In many ways, however, the node is still the most flexible of content types in Drupal. It is usually the easiest to work with because it has the most mature set of integrations with the underlying CMS. Currently we find extending the node with appropriate fields is entirely adequate as well as the simplest approach in many cases, so this is the approach that we often take in this version of our demo Drupal ELN (MyLabBook).

Custom Content Types in MyLabBook

When we extend the basic node entity by attaching different fields, we are creating a new type of node, which is often referred to as a Custom Content Type (also referred to sometimes as a Node Bundle). For MyLabBook, at this point we have only two Custom Content Types, the Experiment and the Protocol Step.

Custom Content Type of an Experiment

The Experiment custom content type stores the metadata for the experiment along with acting as a container for all of the protocol steps in the experiment.

Custom Content Type of a Protocol Step

The heart of MyLabBook is the Protocol Step custom content type. It is these protocol steps that make up the steps in an experiment. They could also have been called an Experimental Step, but in most cases during an experiment the researcher is following or developing some type of protocol. For that reason and to ease problems with namespace collision, the name of Protocol Step is used instead. This is also consistent with the nomenclature used by other ELNs.

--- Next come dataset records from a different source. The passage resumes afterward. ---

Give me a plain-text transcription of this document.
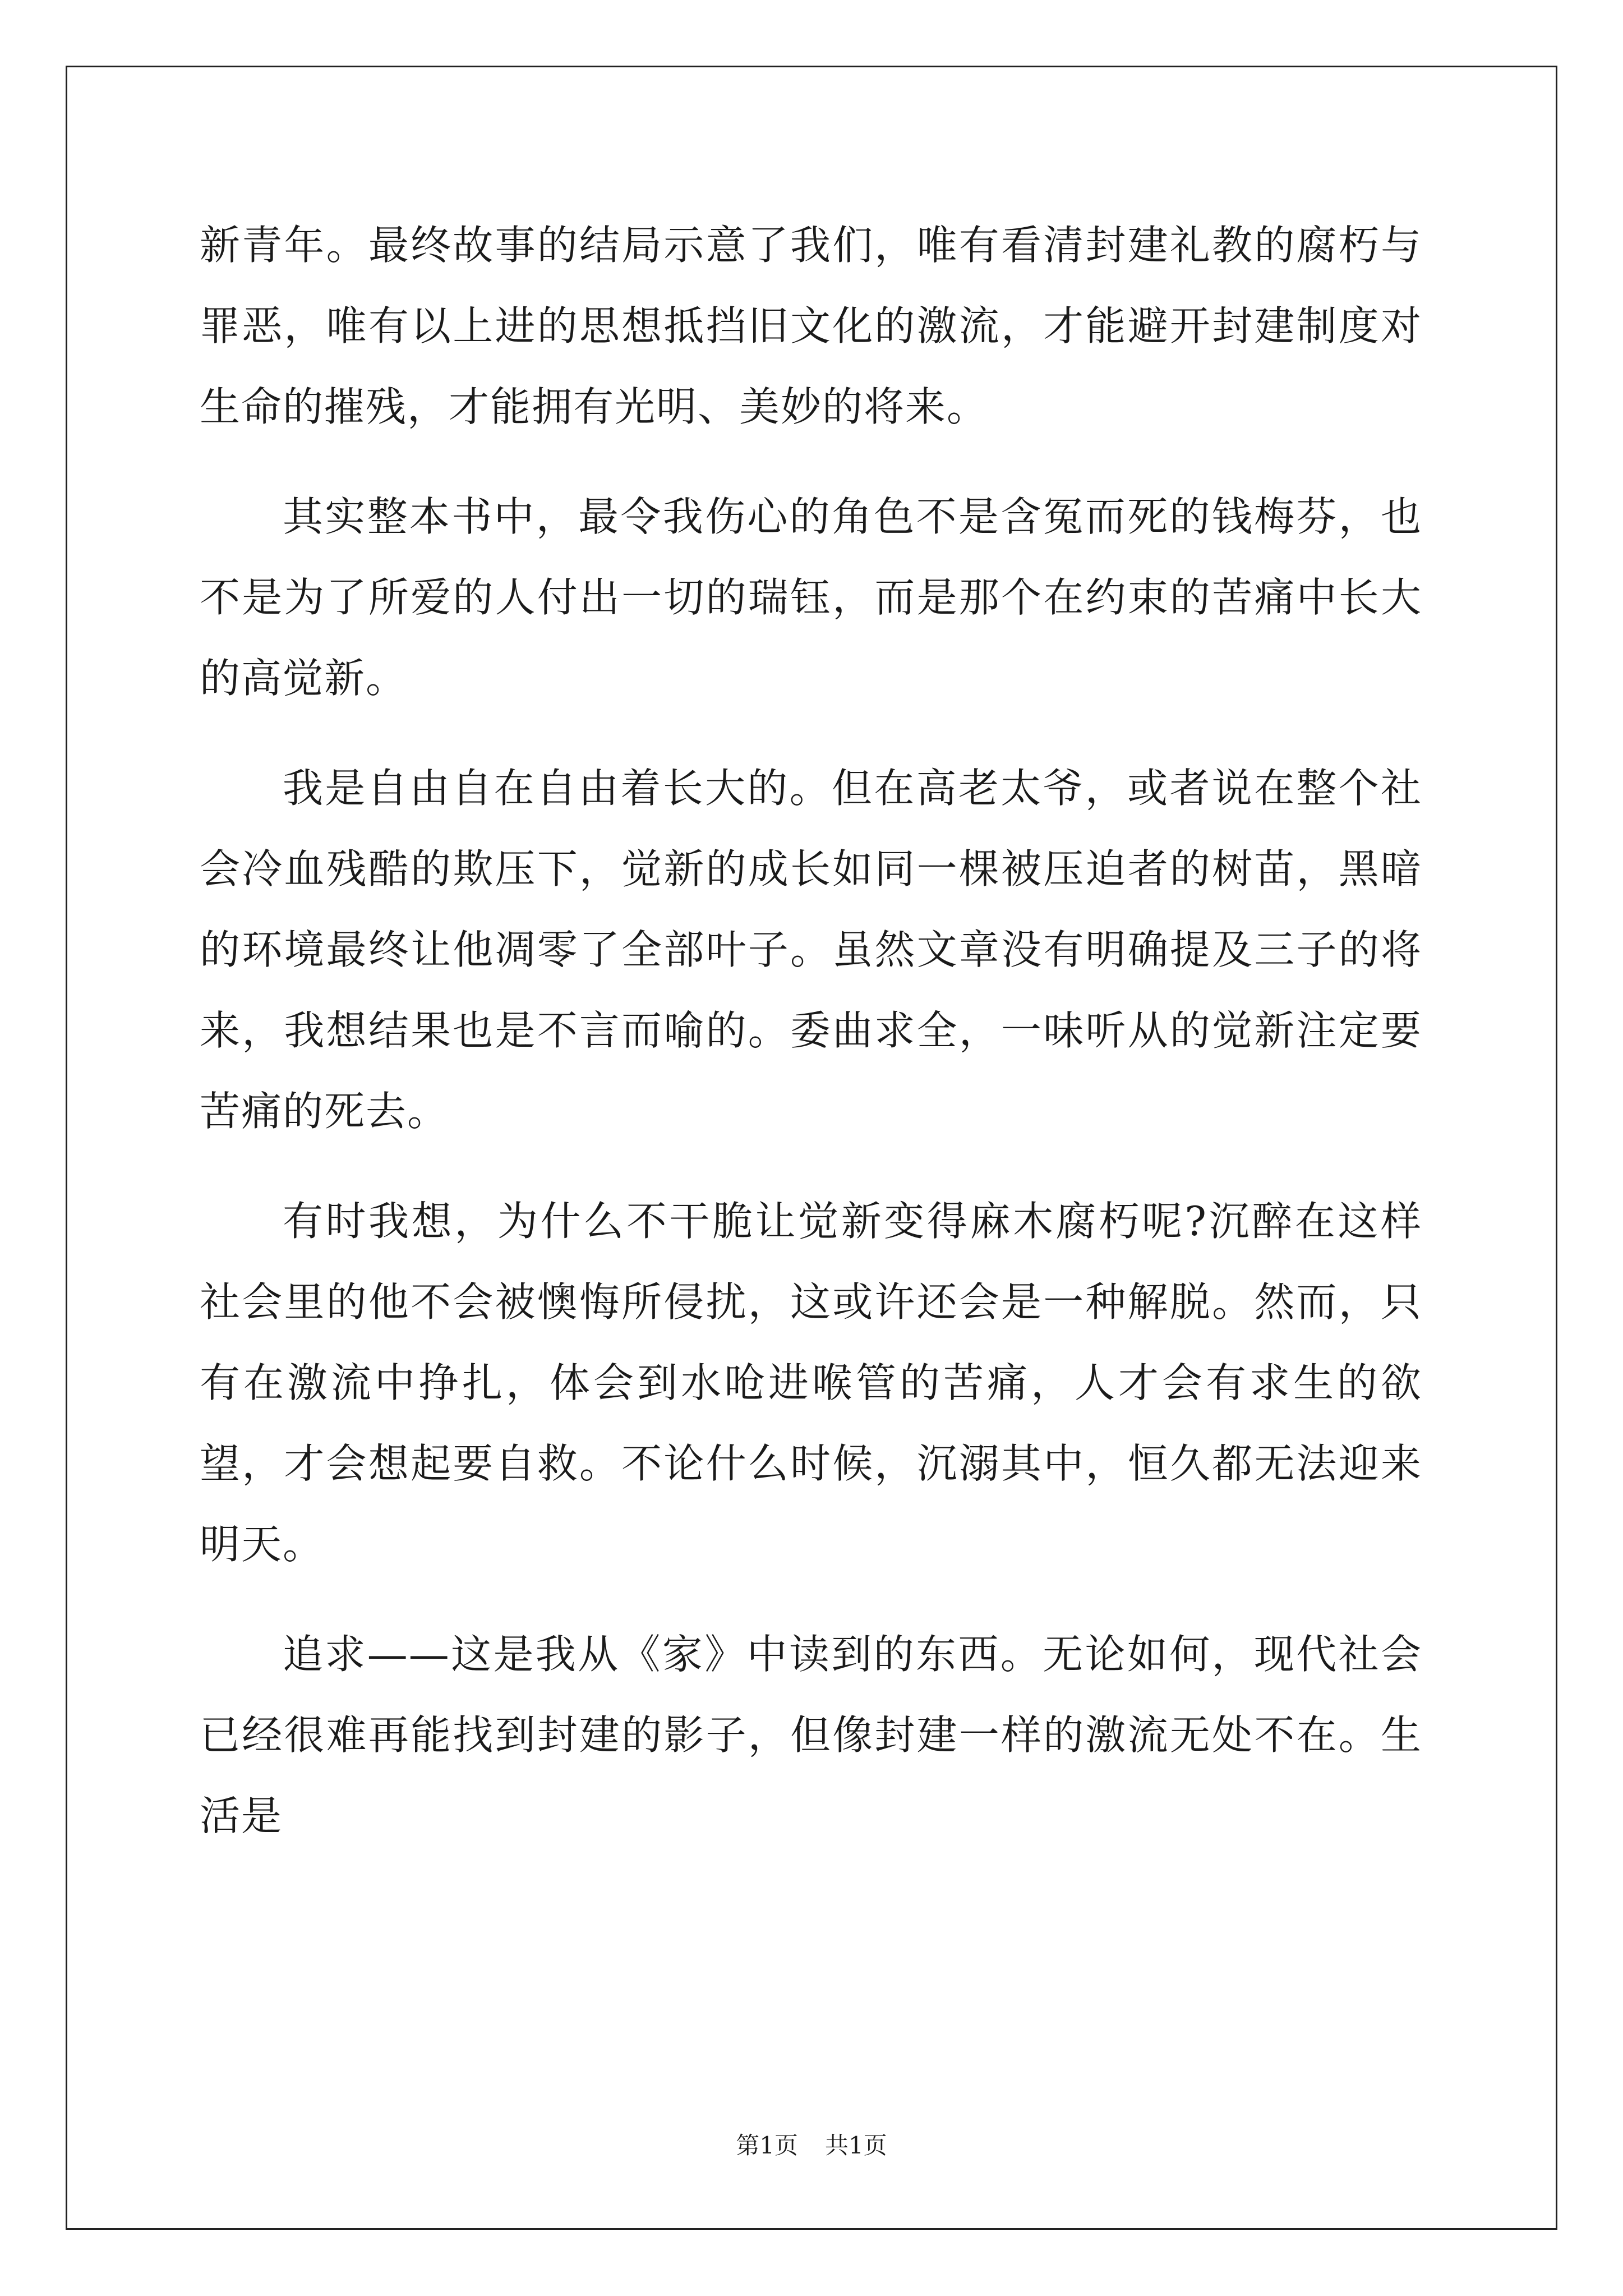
新青年。最终故事的结局示意了我们，唯有看清封建礼教的腐朽与罪恶，唯有以上进的思想抵挡旧文化的激流，才能避开封建制度对生命的摧残，才能拥有光明、美妙的将来。

其实整本书中，最令我伤心的角色不是含冤而死的钱梅芬，也不是为了所爱的人付出一切的瑞钰，而是那个在约束的苦痛中长大的高觉新。

我是自由自在自由着长大的。但在高老太爷，或者说在整个社会冷血残酷的欺压下，觉新的成长如同一棵被压迫者的树苗，黑暗的环境最终让他凋零了全部叶子。虽然文章没有明确提及三子的将来，我想结果也是不言而喻的。委曲求全，一味听从的觉新注定要苦痛的死去。

有时我想，为什么不干脆让觉新变得麻木腐朽呢?沉醉在这样社会里的他不会被懊悔所侵扰，这或许还会是一种解脱。然而，只有在激流中挣扎，体会到水呛进喉管的苦痛，人才会有求生的欲望，才会想起要自救。不论什么时候，沉溺其中，恒久都无法迎来明天。

追求——这是我从《家》中读到的东西。无论如何，现代社会已经很难再能找到封建的影子，但像封建一样的激流无处不在。生活是

第1页 共1页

Each Protocol Step contains the fields that are needed for the given step of the experiment. There are a few different approaches that may come to mind for creating a basic Protocol Step custom content type.

  • Create one Protocol Step custom content type that has all of the fields that you will need for any step that you have in your experiment. Then use that Protocol Step for each step in your experiment, leaving fields blank if they are not needed.

  • Create multiple different Protocol Step custom content types, one custom content type for each different type of step that you need. Then use the appropriate Protocol Step custom content type for a given step in your experiment.

  • Use a hybrid approach between the first and second approach, so that you have a few Protocol Step custom content types and use the Protocol Step type that best fits your given experimental step, with a few of the different fields perhaps left blank in a given step.

In this first version of MyLabBook, we have taken the first approach for simplicity, but good cases can be made for the second and third approaches as well.

Tabs for Protocol Step Field Sets

Since we take the first approach for the Protocol Step of including all of the possible fields, then we also want to hide unused fields from the interface as much as possible so that the interface does not become too confusing. In this version of MyLabBook we use tabs for each set of fields, and then there are checkboxes for hiding or displaying the tabs of interest for a given Protocol Step.

The following tabs are available for a Protocol Step, with each tab displaying one or more fields for that tab.

  • Task List

  • Rich Text Notes

  • Tables or Grids for Data

  • Geolocation Address and Coordnates (Lat & Long)

  • Image and File Uploads

  • Web Site URLs and descriptors

  • Sets of Labels with Decimal Values

  • Sets of Labels with Integer Values

  • Sets of Labels with Floating Point Values

  • Sets of Labels with Text Values

  • Sets of Labels with Date Values

  • Uploaded Videos or Embedded YouTube Videos

This combination of hiding unused tabs along with having many different types of field sets to choose from should allow researchers in most cases to customize a given Protocol Step to reflect their needs for an appropriate set of data to collect.